Indossava dei pantaloni leggeri color
sabbia e una maglietta bianca in cotone a manica lunga. Un foulard anch’esso
sabbia legato attorno al collo erano l’unico vezzo che si era permessa. Niente
trucco , capello raccolto e lo sguardo nascosto da singolari occhiali da sole.
Erano in uno stile anni ’50, con il bordo
allungato verso l’alto simile agli occhi di un gatto…e le stavano molto bene.
Quando mi sembrò mi stesse guardando le
sorrisi e lei sospirando si rilassò ricambiando il sorriso.
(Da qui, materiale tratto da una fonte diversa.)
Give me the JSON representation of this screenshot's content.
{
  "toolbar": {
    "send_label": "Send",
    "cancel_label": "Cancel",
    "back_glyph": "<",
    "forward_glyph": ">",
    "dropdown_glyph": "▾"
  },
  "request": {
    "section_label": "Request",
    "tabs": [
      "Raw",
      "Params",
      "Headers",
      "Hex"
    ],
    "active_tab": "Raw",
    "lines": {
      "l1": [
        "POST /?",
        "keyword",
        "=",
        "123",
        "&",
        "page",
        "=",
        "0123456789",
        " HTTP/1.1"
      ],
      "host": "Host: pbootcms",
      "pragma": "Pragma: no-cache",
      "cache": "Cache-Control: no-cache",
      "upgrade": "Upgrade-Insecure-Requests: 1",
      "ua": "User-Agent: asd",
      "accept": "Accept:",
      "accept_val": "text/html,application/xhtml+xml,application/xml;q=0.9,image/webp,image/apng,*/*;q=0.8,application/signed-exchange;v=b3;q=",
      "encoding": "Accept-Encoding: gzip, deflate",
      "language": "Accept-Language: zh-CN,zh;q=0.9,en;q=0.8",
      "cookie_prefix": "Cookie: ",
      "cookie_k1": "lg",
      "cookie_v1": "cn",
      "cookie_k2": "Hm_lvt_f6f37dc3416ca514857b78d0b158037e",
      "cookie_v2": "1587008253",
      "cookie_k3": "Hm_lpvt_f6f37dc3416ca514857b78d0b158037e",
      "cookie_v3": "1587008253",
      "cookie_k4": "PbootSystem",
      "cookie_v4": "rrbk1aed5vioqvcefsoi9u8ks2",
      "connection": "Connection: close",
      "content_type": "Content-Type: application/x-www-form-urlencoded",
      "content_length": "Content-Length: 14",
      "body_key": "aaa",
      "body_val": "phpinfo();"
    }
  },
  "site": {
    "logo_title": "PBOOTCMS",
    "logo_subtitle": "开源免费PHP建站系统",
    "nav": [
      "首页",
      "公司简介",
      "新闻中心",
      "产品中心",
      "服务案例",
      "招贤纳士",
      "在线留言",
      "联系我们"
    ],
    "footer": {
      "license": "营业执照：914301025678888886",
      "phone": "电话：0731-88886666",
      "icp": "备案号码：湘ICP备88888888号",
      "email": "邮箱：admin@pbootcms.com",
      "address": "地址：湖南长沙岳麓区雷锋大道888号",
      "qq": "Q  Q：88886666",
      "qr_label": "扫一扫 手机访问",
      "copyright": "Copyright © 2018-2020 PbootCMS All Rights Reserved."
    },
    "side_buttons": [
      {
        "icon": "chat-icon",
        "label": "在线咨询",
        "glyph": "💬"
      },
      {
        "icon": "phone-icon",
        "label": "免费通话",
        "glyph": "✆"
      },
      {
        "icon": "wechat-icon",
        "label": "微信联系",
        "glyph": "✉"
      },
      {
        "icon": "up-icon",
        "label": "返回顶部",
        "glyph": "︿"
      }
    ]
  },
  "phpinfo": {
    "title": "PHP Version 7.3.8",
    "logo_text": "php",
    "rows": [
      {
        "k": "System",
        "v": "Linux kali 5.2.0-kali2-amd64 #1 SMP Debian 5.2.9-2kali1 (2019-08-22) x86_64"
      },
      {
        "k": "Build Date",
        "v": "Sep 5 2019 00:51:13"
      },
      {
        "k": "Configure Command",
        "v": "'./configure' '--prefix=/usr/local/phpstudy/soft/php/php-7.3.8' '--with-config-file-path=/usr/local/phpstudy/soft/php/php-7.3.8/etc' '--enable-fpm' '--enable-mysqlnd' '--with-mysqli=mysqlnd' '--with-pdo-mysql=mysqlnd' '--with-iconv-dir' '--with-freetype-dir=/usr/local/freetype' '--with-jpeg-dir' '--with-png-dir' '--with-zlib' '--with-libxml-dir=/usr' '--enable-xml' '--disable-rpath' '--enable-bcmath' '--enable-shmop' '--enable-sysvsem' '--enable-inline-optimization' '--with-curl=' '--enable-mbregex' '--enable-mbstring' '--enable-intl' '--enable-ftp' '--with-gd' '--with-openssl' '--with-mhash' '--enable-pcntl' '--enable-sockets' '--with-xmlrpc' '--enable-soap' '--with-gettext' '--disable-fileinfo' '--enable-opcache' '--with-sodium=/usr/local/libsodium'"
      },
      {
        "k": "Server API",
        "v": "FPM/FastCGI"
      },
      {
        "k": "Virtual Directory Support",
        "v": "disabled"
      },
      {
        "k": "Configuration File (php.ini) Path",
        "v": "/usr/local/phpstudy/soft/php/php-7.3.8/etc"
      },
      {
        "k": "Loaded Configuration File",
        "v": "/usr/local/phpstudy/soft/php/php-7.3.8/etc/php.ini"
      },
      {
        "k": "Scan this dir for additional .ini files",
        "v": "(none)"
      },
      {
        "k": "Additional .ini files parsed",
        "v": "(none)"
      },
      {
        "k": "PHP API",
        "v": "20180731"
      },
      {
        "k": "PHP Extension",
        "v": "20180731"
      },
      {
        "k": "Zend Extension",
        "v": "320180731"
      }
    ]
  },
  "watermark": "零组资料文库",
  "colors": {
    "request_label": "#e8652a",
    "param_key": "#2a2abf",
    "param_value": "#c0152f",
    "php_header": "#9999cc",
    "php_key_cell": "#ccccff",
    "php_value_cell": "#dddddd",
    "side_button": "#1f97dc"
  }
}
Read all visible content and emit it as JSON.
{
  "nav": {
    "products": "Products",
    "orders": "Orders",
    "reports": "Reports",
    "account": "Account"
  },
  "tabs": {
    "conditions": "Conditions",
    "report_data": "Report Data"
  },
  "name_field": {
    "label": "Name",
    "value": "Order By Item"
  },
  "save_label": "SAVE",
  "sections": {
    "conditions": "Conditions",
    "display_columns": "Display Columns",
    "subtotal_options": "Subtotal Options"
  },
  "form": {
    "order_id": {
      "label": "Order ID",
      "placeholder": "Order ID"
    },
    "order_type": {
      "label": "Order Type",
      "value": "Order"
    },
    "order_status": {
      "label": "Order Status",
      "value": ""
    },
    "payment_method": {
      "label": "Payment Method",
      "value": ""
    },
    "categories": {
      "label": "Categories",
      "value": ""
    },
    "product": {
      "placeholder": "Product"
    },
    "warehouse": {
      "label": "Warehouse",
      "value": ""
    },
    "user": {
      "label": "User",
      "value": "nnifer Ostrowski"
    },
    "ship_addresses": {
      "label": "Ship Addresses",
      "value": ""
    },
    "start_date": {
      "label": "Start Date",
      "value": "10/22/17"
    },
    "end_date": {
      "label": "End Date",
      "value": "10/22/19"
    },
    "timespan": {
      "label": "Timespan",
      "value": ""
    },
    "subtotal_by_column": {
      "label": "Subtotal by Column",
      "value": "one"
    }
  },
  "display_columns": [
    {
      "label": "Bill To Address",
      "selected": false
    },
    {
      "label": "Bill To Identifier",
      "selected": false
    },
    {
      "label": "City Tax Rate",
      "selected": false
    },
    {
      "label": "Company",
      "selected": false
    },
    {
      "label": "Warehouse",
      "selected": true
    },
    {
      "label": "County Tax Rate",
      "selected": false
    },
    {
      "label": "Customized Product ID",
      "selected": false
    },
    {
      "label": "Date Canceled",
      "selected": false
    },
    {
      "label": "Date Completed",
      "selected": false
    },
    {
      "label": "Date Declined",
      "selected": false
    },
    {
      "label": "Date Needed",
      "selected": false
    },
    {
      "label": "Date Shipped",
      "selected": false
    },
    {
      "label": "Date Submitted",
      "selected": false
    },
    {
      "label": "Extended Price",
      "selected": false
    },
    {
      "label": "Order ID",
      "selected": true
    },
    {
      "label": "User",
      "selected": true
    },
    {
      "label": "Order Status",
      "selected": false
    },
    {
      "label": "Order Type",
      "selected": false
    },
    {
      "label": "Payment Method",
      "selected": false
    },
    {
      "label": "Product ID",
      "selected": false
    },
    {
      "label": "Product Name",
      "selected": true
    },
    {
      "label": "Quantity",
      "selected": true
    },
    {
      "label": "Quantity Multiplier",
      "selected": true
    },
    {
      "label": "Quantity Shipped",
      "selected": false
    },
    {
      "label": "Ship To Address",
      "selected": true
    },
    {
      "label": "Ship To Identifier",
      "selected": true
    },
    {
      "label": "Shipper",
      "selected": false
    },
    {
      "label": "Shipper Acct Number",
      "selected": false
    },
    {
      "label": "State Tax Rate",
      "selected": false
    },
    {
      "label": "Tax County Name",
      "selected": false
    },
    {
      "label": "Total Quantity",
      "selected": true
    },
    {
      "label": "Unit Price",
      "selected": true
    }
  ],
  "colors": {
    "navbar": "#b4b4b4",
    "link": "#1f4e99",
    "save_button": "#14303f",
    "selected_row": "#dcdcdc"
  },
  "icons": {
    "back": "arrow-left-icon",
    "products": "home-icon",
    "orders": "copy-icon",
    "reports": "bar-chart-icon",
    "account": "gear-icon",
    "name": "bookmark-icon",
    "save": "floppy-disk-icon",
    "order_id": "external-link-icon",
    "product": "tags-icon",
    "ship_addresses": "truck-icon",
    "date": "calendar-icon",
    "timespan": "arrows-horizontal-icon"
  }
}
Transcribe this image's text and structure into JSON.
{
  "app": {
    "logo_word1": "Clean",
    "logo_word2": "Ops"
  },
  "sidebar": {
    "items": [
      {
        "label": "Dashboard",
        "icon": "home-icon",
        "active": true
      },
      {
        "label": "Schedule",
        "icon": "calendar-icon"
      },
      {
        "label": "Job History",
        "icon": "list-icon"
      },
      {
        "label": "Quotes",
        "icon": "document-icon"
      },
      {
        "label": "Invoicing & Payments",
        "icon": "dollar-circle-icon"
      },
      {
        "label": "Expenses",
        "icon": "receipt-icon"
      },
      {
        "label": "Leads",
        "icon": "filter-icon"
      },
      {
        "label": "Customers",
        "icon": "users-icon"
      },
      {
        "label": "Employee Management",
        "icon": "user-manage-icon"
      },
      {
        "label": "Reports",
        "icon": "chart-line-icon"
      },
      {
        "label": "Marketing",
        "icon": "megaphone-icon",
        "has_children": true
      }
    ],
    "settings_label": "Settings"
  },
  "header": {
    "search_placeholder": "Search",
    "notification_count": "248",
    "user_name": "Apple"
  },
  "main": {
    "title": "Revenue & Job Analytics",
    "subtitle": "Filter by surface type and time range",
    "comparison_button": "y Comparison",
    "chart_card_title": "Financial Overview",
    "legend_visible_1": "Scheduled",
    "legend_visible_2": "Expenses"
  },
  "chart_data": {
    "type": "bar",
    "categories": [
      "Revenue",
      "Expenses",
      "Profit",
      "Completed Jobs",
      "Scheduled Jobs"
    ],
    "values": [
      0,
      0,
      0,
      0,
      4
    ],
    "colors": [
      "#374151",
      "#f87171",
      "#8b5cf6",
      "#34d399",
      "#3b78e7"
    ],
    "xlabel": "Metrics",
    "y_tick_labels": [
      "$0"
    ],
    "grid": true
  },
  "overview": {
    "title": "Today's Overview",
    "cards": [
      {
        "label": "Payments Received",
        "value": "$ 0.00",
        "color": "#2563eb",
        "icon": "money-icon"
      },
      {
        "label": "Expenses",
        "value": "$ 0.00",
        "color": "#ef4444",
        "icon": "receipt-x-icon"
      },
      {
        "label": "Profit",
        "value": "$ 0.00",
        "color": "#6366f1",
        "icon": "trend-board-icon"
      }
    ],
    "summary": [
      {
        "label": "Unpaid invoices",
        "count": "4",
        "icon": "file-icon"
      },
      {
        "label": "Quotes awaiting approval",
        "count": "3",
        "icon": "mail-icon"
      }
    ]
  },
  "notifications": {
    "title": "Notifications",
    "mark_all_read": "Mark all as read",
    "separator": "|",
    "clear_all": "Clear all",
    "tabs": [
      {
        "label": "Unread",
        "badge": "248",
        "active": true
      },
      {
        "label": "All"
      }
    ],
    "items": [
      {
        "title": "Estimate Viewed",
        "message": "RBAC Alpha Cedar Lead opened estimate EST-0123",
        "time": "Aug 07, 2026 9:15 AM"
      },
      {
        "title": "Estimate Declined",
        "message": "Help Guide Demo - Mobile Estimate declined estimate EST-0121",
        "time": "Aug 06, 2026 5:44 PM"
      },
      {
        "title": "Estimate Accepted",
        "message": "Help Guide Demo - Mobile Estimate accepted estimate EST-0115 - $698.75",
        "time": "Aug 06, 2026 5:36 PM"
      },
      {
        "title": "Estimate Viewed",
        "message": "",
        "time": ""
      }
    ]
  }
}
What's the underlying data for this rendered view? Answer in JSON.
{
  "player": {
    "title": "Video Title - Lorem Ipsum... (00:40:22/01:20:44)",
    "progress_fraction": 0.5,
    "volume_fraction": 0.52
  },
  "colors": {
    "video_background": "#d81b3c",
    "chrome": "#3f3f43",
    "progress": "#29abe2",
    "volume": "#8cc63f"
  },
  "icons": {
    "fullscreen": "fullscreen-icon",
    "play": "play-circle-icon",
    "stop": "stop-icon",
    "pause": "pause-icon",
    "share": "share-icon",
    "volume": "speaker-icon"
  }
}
Non volevo tensioni
, nulla che potesse rovinare quel clima sereno che gli ultimi giorni mi avevano
regalato.
Emmet abbracciò senza timidezza la sua
bella ragazza sollevandola da terra e dopo qualche attimo di timidezza lei lo
baciò sulle labbra e salì in auto con noi.
Isabella sembrò apprezzare il siparietto e si
sedette accanto a me stringendomi la mano.
Eravamo pronti.
Salutai San Francisco dal Golden Gate…mentre un Sole, pallido e insonnolito, si aggrappava
alle nuvole bianche e soffici per guadagnarsi il punto più alto nel cielo.
Quando raggiunse il suo apice il Lago Tahoe si profilò all’orizzonte.
Paura bussò forte alla
mia porta…la ignorai e lasciai che si stancasse di farlo.
Speranza era l’unica
invitata e ballando si prese gioco di lei.
Strinsi la mano di Isabella che guardava
eccitata fuori dal finestrino, sentendo forte su di noi lo sguardo di Rose che
per l’intero viaggio non aveva alzato mai gli occhi dal suo libro.
Mi voltai verso di lei…e silenziosa… vidi che stava piangendo.